These exercises have proven to be the absolute best bodybuilding exercises you can do if you want to add slabs of hard muscle to your frame in the quickest possible time.
There’s over 100 years of evidence to support that fact, and I guarantee there isn’t one elite bodybuilder alive or dead who hasn’t used most of if not all these movements to build their championship winning physiques, be they male or female.
You’ll notice they are all compound movements, and that’s not by coincidence. Compound movements are always the route to go, because they stress the largest amount of muscle the quickest.
It’s also not coincidence that the first 3 are lower body movements. This is because the leg muscles are the largest muscles in the body. Always remember, the quickest way to get bigger is to build the biggest muscles in the body.
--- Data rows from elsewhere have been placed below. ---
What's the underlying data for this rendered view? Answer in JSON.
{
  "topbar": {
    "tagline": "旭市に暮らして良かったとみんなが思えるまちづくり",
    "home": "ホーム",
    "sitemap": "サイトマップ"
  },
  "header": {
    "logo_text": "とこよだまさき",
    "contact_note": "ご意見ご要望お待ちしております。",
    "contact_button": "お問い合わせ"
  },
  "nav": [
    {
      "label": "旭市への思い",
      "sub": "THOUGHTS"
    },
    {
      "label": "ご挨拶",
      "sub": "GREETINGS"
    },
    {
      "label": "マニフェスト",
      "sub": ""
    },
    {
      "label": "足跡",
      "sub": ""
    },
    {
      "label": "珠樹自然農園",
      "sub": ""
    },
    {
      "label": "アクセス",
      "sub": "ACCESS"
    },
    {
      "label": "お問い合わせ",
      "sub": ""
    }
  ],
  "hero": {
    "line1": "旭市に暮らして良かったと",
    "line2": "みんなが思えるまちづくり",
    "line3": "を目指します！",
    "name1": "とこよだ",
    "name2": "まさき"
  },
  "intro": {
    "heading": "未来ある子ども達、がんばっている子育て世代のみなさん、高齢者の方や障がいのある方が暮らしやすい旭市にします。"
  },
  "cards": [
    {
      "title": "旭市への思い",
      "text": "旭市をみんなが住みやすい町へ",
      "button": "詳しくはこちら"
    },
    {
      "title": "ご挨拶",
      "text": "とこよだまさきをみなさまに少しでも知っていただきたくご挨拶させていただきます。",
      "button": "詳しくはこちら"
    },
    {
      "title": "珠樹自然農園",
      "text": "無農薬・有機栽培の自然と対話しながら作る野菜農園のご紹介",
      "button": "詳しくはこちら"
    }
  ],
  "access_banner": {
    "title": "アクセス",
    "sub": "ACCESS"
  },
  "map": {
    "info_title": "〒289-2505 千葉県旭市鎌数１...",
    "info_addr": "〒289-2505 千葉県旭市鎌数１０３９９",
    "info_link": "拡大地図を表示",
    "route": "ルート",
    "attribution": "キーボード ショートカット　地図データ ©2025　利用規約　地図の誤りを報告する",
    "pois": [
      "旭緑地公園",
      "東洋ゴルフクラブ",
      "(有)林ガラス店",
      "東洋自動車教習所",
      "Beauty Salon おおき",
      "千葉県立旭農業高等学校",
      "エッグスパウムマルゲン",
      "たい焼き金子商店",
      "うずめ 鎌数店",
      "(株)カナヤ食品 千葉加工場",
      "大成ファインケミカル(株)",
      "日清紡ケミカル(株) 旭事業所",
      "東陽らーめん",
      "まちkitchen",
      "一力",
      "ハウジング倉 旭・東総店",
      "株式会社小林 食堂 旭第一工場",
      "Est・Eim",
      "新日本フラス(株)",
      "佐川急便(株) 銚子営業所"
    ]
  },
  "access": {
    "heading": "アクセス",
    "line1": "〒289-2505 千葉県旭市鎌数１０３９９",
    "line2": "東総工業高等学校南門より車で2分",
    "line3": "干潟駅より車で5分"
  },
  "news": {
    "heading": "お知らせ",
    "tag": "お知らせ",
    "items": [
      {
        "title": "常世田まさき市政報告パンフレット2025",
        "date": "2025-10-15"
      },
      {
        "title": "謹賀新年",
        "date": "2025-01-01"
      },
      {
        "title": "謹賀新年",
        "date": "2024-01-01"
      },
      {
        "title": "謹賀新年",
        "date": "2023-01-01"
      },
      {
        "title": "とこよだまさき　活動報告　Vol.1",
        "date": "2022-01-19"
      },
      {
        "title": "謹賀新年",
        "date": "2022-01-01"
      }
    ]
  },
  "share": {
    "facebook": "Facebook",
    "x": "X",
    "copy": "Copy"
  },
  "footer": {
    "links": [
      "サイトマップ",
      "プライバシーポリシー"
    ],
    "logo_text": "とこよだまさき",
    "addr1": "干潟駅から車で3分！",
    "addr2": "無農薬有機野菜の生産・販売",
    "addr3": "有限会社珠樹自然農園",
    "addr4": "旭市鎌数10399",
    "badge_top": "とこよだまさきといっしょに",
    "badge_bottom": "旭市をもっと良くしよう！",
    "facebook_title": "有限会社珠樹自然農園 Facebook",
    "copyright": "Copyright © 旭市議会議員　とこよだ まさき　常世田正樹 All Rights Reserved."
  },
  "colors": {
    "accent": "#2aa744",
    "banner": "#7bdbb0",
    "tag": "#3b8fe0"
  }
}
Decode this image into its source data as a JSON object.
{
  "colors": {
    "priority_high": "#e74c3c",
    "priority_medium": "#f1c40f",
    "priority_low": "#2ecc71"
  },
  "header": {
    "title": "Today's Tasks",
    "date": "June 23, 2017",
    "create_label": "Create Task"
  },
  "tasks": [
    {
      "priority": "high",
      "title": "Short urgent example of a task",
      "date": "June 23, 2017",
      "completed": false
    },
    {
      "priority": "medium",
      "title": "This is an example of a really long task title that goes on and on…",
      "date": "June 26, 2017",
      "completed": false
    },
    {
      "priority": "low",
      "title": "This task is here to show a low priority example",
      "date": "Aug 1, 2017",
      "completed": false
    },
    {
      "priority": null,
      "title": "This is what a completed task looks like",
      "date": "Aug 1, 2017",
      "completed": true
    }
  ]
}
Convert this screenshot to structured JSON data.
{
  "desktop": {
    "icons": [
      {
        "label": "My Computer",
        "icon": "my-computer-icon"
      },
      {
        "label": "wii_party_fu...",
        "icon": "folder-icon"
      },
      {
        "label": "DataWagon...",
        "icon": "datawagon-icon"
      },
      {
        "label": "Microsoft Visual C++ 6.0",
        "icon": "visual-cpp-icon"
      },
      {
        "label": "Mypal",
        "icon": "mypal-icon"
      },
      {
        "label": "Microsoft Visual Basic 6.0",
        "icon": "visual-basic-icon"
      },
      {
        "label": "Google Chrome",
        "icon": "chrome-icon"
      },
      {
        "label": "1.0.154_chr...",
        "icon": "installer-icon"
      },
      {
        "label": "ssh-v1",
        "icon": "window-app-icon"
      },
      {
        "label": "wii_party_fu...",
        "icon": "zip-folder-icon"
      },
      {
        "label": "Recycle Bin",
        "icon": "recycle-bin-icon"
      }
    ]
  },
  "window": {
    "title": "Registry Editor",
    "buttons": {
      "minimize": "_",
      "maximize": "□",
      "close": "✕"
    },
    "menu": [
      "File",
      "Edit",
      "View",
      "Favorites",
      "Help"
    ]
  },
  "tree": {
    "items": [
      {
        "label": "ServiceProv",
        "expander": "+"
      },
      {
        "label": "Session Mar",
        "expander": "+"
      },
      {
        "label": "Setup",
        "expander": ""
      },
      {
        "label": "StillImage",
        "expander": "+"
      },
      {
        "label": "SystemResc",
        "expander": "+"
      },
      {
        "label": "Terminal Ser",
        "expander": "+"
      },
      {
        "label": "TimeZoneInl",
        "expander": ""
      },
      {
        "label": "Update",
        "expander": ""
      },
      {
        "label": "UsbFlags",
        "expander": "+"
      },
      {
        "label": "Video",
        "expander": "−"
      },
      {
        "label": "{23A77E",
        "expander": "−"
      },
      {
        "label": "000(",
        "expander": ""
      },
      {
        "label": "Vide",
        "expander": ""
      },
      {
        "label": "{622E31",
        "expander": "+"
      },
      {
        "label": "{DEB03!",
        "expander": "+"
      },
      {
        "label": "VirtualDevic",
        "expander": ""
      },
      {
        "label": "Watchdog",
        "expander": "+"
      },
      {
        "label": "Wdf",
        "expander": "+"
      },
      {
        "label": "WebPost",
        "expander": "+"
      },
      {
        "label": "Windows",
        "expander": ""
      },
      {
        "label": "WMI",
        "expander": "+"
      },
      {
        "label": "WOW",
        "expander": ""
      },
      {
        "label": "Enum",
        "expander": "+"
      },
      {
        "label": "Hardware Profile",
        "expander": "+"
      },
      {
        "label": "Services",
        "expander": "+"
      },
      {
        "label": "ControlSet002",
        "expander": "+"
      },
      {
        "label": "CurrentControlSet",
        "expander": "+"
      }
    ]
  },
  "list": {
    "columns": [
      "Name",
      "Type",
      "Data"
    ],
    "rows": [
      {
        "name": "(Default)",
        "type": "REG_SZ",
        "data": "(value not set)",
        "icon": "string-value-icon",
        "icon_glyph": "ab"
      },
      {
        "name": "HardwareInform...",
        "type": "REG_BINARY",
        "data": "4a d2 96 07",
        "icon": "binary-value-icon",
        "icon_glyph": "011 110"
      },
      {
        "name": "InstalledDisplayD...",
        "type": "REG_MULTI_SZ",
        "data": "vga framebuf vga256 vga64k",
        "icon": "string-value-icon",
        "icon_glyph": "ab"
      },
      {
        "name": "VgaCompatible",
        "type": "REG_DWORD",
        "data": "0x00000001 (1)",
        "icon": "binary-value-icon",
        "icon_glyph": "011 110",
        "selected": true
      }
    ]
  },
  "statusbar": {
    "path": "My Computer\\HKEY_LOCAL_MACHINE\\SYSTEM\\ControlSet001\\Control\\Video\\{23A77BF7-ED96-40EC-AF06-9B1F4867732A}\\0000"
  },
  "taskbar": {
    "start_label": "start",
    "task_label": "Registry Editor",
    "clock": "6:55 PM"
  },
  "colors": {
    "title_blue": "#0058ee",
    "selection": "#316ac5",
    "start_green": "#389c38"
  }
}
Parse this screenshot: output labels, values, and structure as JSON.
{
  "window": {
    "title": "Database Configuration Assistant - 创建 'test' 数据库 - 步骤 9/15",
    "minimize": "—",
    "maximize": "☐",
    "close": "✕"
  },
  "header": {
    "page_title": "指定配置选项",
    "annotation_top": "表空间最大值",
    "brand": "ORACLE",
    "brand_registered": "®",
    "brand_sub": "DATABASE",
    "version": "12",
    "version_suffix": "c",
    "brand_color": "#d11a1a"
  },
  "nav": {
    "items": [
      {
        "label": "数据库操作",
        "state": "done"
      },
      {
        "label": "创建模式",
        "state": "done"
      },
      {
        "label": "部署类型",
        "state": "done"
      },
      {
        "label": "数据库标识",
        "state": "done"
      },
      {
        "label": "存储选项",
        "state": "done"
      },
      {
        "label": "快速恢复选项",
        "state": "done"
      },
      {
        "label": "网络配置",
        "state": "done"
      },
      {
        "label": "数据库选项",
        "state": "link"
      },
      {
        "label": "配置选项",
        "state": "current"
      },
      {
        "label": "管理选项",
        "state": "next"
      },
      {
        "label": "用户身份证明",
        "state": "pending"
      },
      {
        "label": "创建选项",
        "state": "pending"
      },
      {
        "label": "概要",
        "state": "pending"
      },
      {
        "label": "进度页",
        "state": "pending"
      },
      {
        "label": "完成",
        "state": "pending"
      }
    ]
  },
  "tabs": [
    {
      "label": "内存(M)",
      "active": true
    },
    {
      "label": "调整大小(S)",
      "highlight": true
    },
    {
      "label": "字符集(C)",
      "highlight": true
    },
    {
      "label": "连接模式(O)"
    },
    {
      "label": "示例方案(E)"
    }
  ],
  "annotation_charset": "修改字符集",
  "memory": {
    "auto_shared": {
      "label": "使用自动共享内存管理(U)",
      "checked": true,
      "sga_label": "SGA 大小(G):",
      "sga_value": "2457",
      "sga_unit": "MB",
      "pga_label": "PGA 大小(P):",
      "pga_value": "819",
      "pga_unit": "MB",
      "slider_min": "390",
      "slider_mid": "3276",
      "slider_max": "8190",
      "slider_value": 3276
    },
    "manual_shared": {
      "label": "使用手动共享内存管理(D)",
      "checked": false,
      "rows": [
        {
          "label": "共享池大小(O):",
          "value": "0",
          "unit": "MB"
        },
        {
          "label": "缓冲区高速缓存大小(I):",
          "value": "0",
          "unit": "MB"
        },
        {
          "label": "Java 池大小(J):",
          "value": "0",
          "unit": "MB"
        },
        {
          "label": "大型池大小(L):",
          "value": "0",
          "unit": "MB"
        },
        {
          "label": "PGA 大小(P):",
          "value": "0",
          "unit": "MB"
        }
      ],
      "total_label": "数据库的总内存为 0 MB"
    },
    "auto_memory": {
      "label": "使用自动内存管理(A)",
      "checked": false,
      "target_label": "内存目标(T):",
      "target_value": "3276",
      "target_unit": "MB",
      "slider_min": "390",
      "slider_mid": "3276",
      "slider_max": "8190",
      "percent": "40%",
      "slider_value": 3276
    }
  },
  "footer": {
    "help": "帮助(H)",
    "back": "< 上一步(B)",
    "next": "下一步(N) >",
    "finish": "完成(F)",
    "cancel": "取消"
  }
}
I’ve listed them in order of importance, because although all compound movements are terrific exercises to do (assuming you have no physical limitations), some are more terrific than others;
1/ The Dead lift
The dead lift has been used for over 100 years as a prime muscle building exercise. It stresses all the major lower body muscles and the hip muscles. It also works the back muscles very hard.
There’s more than one way of doing the dead lift, but the absolute best way is with a trap bar. This is because heavy dead lifting puts major stress on the lower body and the lower back. Most of us find that our back gets fatigued before the legs, which means it can be hard to get enough work for the legs. The trap bar takes a lot of the stress off the lower back, so you can work the legs harder.
2/ The Squat
Some trainers rate the squat above the dead lift. I’m not totally sure about that, but assuming you have no physical limitations, you should definitely do at least one or the other. It’s also important that you can do the movements in safety to avoid injury. For the squat you need either some sort of power rack in your gym, or at least 2 and better still 3 competent spotters, especially when you get to the heavier weights.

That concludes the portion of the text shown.